The text is a clear-cut, well-organized guide designed to empower former military personnel to move into leadership roles in industy. It is obvious that the author speaks from personal experience in the workplace and not from a theoretical perspective.
Perhaps the most important concept that Wommack explains is the difference between management and leadership. Both are necessary positions in industry, but are very different. Wommack uses quotes from successful leaders to illustrate his points. For instance, this observation from Peter Drucker: “Management is doing things right; leadership is doing the right things.”
What makes this book unique are the first 88 pages in which Wommack describes the characteristics of a true leader and how military life, by its very nature, develops those important skills. I believe anyone with military training will better understand the possibilities for leadership roles as the author explains how to make the transition from military to industrial leadership.
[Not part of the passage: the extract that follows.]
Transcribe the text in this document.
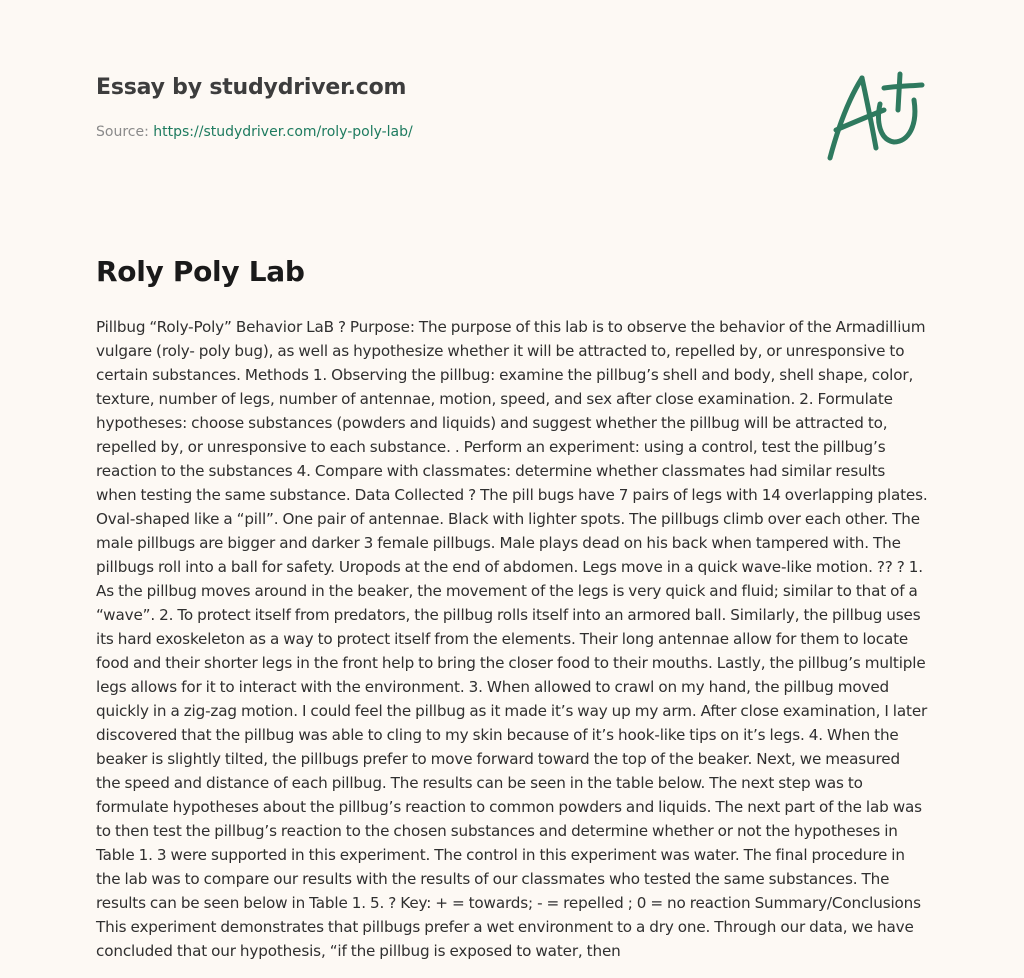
Essay by studydriver.com
Source: https://studydriver.com/roly-poly-lab/
Roly Poly Lab

Pillbug “Roly-Poly” Behavior LaB ? Purpose: The purpose of this lab is to observe the behavior of the Armadillium vulgare (roly- poly bug), as well as hypothesize whether it will be attracted to, repelled by, or unresponsive to certain substances. Methods 1. Observing the pillbug: examine the pillbug’s shell and body, shell shape, color, texture, number of legs, number of antennae, motion, speed, and sex after close examination. 2. Formulate hypotheses: choose substances (powders and liquids) and suggest whether the pillbug will be attracted to, repelled by, or unresponsive to each substance. . Perform an experiment: using a control, test the pillbug’s reaction to the substances 4. Compare with classmates: determine whether classmates had similar results when testing the same substance. Data Collected ? The pill bugs have 7 pairs of legs with 14 overlapping plates. Oval-shaped like a “pill”. One pair of antennae. Black with lighter spots. The pillbugs climb over each other. The male pillbugs are bigger and darker 3 female pillbugs. Male plays dead on his back when tampered with. The pillbugs roll into a ball for safety. Uropods at the end of abdomen. Legs move in a quick wave-like motion. ?? ? 1. As the pillbug moves around in the beaker, the movement of the legs is very quick and fluid; similar to that of a “wave”. 2. To protect itself from predators, the pillbug rolls itself into an armored ball. Similarly, the pillbug uses its hard exoskeleton as a way to protect itself from the elements. Their long antennae allow for them to locate food and their shorter legs in the front help to bring the closer food to their mouths. Lastly, the pillbug’s multiple legs allows for it to interact with the environment. 3. When allowed to crawl on my hand, the pillbug moved quickly in a zig-zag motion. I could feel the pillbug as it made it’s way up my arm. After close examination, I later discovered that the pillbug was able to cling to my skin because of it’s hook-like tips on it’s legs. 4. When the beaker is slightly tilted, the pillbugs prefer to move forward toward the top of the beaker. Next, we measured the speed and distance of each pillbug. The results can be seen in the table below. The next step was to formulate hypotheses about the pillbug’s reaction to common powders and liquids. The next part of the lab was to then test the pillbug’s reaction to the chosen substances and determine whether or not the hypotheses in Table 1. 3 were supported in this experiment. The control in this experiment was water. The final procedure in the lab was to compare our results with the results of our classmates who tested the same substances. The results can be seen below in Table 1. 5. ? Key: + = towards; - = repelled ; 0 = no reaction Summary/Conclusions This experiment demonstrates that pillbugs prefer a wet environment to a dry one. Through our data, we have concluded that our hypothesis, “if the pillbug is exposed to water, then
Chapter 3, “Leading,” is the book’s powerhouse. In it, Wommack explains how trust, honesty, and a willingness to take responsibility are integral components to successful leadership. Wommack also suggests using humility and humor—traits that one might not expect to come across in an industrial setting.
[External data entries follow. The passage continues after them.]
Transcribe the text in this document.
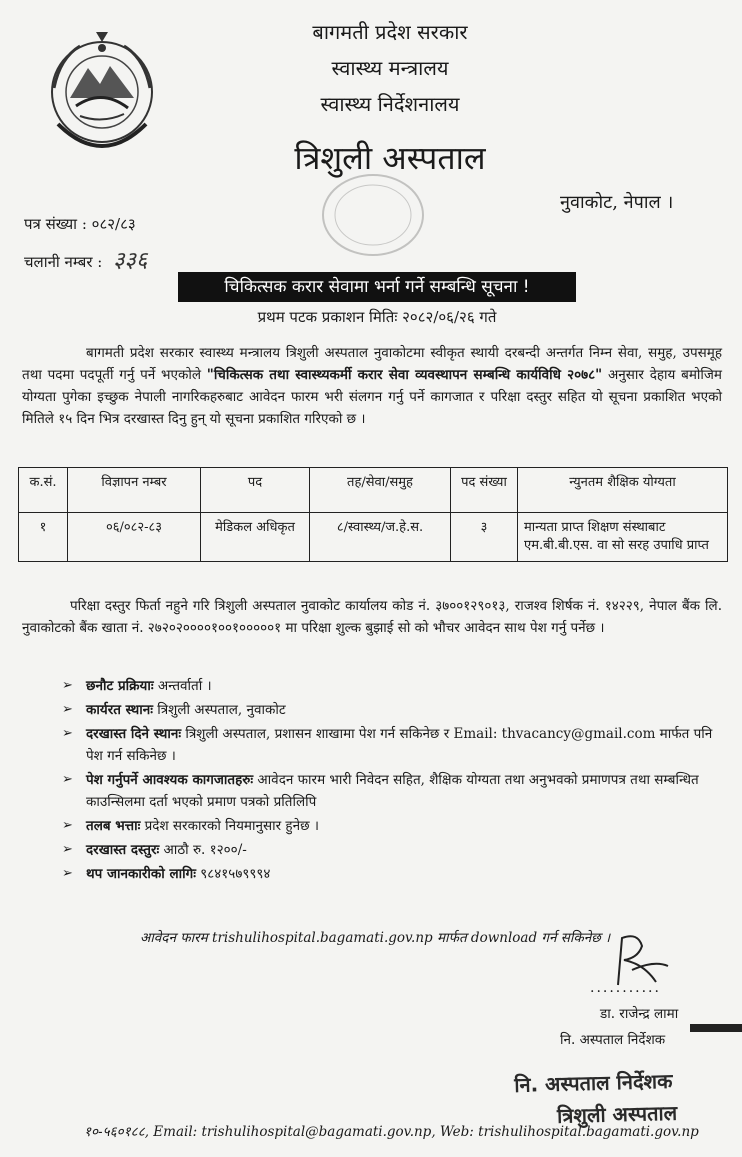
बागमती प्रदेश सरकार
स्वास्थ्य मन्त्रालय
स्वास्थ्य निर्देशनालय
त्रिशुली अस्पताल
नुवाकोट, नेपाल ।
पत्र संख्या : ०८२/८३
चलानी नम्बर : ३३६
चिकित्सक करार सेवामा भर्ना गर्ने सम्बन्धि सूचना !
प्रथम पटक प्रकाशन मितिः २०८२/०६/२६ गते
बागमती प्रदेश सरकार स्वास्थ्य मन्त्रालय त्रिशुली अस्पताल नुवाकोटमा स्वीकृत स्थायी दरबन्दी अन्तर्गत निम्न सेवा, समुह, उपसमूह तथा पदमा पदपूर्ती गर्नु पर्ने भएकोले "चिकित्सक तथा स्वास्थ्यकर्मी करार सेवा व्यवस्थापन सम्बन्धि कार्यविधि २०७८" अनुसार देहाय बमोजिम योग्यता पुगेका इच्छुक नेपाली नागरिकहरुबाट आवेदन फारम भरी संलगन गर्नु पर्ने कागजात र परिक्षा दस्तुर सहित यो सूचना प्रकाशित भएको मितिले १५ दिन भित्र दरखास्त दिनु हुन् यो सूचना प्रकाशित गरिएको छ ।
क.सं.	विज्ञापन नम्बर	पद	तह/सेवा/समुह	पद संख्या	न्युनतम शैक्षिक योग्यता
१	०६/०८२-८३	मेडिकल अधिकृत	८/स्वास्थ्य/ज.हे.स.	३	मान्यता प्राप्त शिक्षण संस्थाबाट एम.बी.बी.एस. वा सो सरह उपाधि प्राप्त
परिक्षा दस्तुर फिर्ता नहुने गरि त्रिशुली अस्पताल नुवाकोट कार्यालय कोड नं. ३७००१२९०१३, राजश्व शिर्षक नं. १४२२९, नेपाल बैंक लि. नुवाकोटको बैंक खाता नं. २७२०२००००१००१०००००१ मा परिक्षा शुल्क बुझाई सो को भौचर आवेदन साथ पेश गर्नु पर्नेछ ।
➢ छनौट प्रक्रियाः अन्तर्वार्ता ।
➢ कार्यरत स्थानः त्रिशुली अस्पताल, नुवाकोट
➢ दरखास्त दिने स्थानः त्रिशुली अस्पताल, प्रशासन शाखामा पेश गर्न सकिनेछ र Email: thvacancy@gmail.com मार्फत पनि पेश गर्न सकिनेछ ।
➢ पेश गर्नुपर्ने आवश्यक कागजातहरुः आवेदन फारम भारी निवेदन सहित, शैक्षिक योग्यता तथा अनुभवको प्रमाणपत्र तथा सम्बन्धित काउन्सिलमा दर्ता भएको प्रमाण पत्रको प्रतिलिपि
➢ तलब भत्ताः प्रदेश सरकारको नियमानुसार हुनेछ ।
➢ दरखास्त दस्तुरः आठौ रु. १२००/-
➢ थप जानकारीको लागिः ९८४१५७९९९४
आवेदन फारम trishulihospital.bagamati.gov.np मार्फत download गर्न सकिनेछ ।
...........
डा. राजेन्द्र लामा
नि. अस्पताल निर्देशक
नि. अस्पताल निर्देशक
त्रिशुली अस्पताल
१०-५६०१८८, Email: trishulihospital@bagamati.gov.np, Web: trishulihospital.bagamati.gov.np
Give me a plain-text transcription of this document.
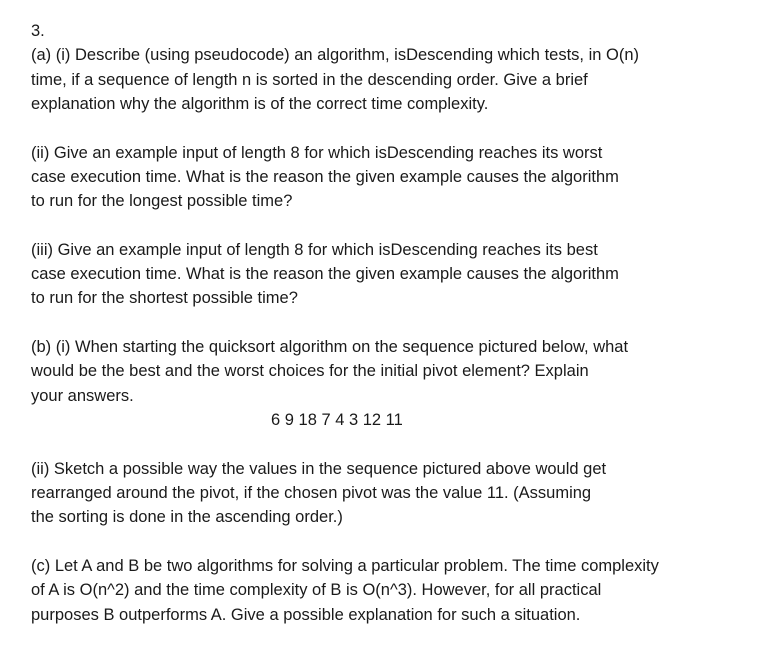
3.
(a) (i) Describe (using pseudocode) an algorithm, isDescending which tests, in O(n)
time, if a sequence of length n is sorted in the descending order. Give a brief
explanation why the algorithm is of the correct time complexity.
(ii) Give an example input of length 8 for which isDescending reaches its worst
case execution time. What is the reason the given example causes the algorithm
to run for the longest possible time?
(iii) Give an example input of length 8 for which isDescending reaches its best
case execution time. What is the reason the given example causes the algorithm
to run for the shortest possible time?
(b) (i) When starting the quicksort algorithm on the sequence pictured below, what
would be the best and the worst choices for the initial pivot element? Explain
your answers.
6 9 18 7 4 3 12 11
(ii) Sketch a possible way the values in the sequence pictured above would get
rearranged around the pivot, if the chosen pivot was the value 11. (Assuming
the sorting is done in the ascending order.)
(c) Let A and B be two algorithms for solving a particular problem. The time complexity
of A is O(n^2) and the time complexity of B is O(n^3). However, for all practical
purposes B outperforms A. Give a possible explanation for such a situation.
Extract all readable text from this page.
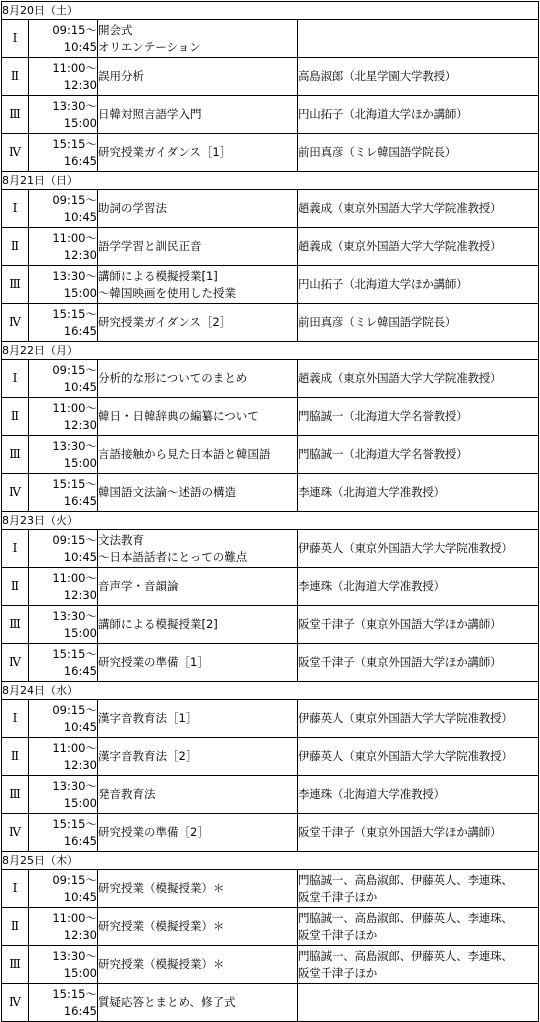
8月20日（土）			
Ⅰ	09:15～
10:45	開会式
オリエンテーション	

Ⅱ	11:00～
12:30	誤用分析	高島淑郎（北星学園大学教授）

Ⅲ	13:30～
15:00	日韓対照言語学入門	円山拓子（北海道大学ほか講師）

Ⅳ	15:15～
16:45	研究授業ガイダンス［1］	前田真彦（ミレ韓国語学院長）

8月21日（日）			
Ⅰ	09:15～
10:45	助詞の学習法	趙義成（東京外国語大学大学院准教授）

Ⅱ	11:00～
12:30	語学学習と訓民正音	趙義成（東京外国語大学大学院准教授）

Ⅲ	13:30～
15:00	講師による模擬授業[1]
～韓国映画を使用した授業	円山拓子（北海道大学ほか講師）

Ⅳ	15:15～
16:45	研究授業ガイダンス［2］	前田真彦（ミレ韓国語学院長）

8月22日（月）			
Ⅰ	09:15～
10:45	分析的な形についてのまとめ	趙義成（東京外国語大学大学院准教授）

Ⅱ	11:00～
12:30	韓日・日韓辞典の編纂について	門脇誠一（北海道大学名誉教授）

Ⅲ	13:30～
15:00	言語接触から見た日本語と韓国語	門脇誠一（北海道大学名誉教授）

Ⅳ	15:15～
16:45	韓国語文法論～述語の構造	李連珠（北海道大学准教授）

8月23日（火）			
Ⅰ	09:15～
10:45	文法教育
～日本語話者にとっての難点	伊藤英人（東京外国語大学大学院准教授）

Ⅱ	11:00～
12:30	音声学・音韻論	李連珠（北海道大学准教授）

Ⅲ	13:30～
15:00	講師による模擬授業[2]	阪堂千津子（東京外国語大学ほか講師）

Ⅳ	15:15～
16:45	研究授業の準備［1］	阪堂千津子（東京外国語大学ほか講師）

8月24日（水）			
Ⅰ	09:15～
10:45	漢字音教育法［1］	伊藤英人（東京外国語大学大学院准教授）

Ⅱ	11:00～
12:30	漢字音教育法［2］	伊藤英人（東京外国語大学大学院准教授）

Ⅲ	13:30～
15:00	発音教育法	李連珠（北海道大学准教授）

Ⅳ	15:15～
16:45	研究授業の準備［2］	阪堂千津子（東京外国語大学ほか講師）

8月25日（木）			
Ⅰ	09:15～
10:45	研究授業（模擬授業）＊	門脇誠一、高島淑郎、伊藤英人、李連珠、
阪堂千津子ほか

Ⅱ	11:00～
12:30	研究授業（模擬授業）＊	門脇誠一、高島淑郎、伊藤英人、李連珠、
阪堂千津子ほか

Ⅲ	13:30～
15:00	研究授業（模擬授業）＊	門脇誠一、高島淑郎、伊藤英人、李連珠、
阪堂千津子ほか

Ⅳ	15:15～
16:45	質疑応答とまとめ、修了式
The author believes that humor can lighten the workplace atmosphere. “Humor can make work fun. Fun? Yes, fun! Jokes. Laughter. Puns. Pranks. Games. Humor. Keep away from sexual humor for obvious and legal reasons, but self-deprecation—poking fun at oneself—is a sure sign of humility.”
Chapter 5 deals with motivating, training, and coaching of groups and individuals, necessary skills for any successful leadership career. Later, Wommack discusses finding a new job, covering areas such as resume writing, interviewing, and the need to be persistent in follow-up with employers.
While this book focuses on individuals leaving the military, I believe it would be helpful for anyone looking for a career. Any energetic job seeker is bound to feel grateful for the empowering ideas Wommack presents.
When you finish reading Wommack’s the Art of Leadership, the pages should be severely dog-eared and profusely highlighted.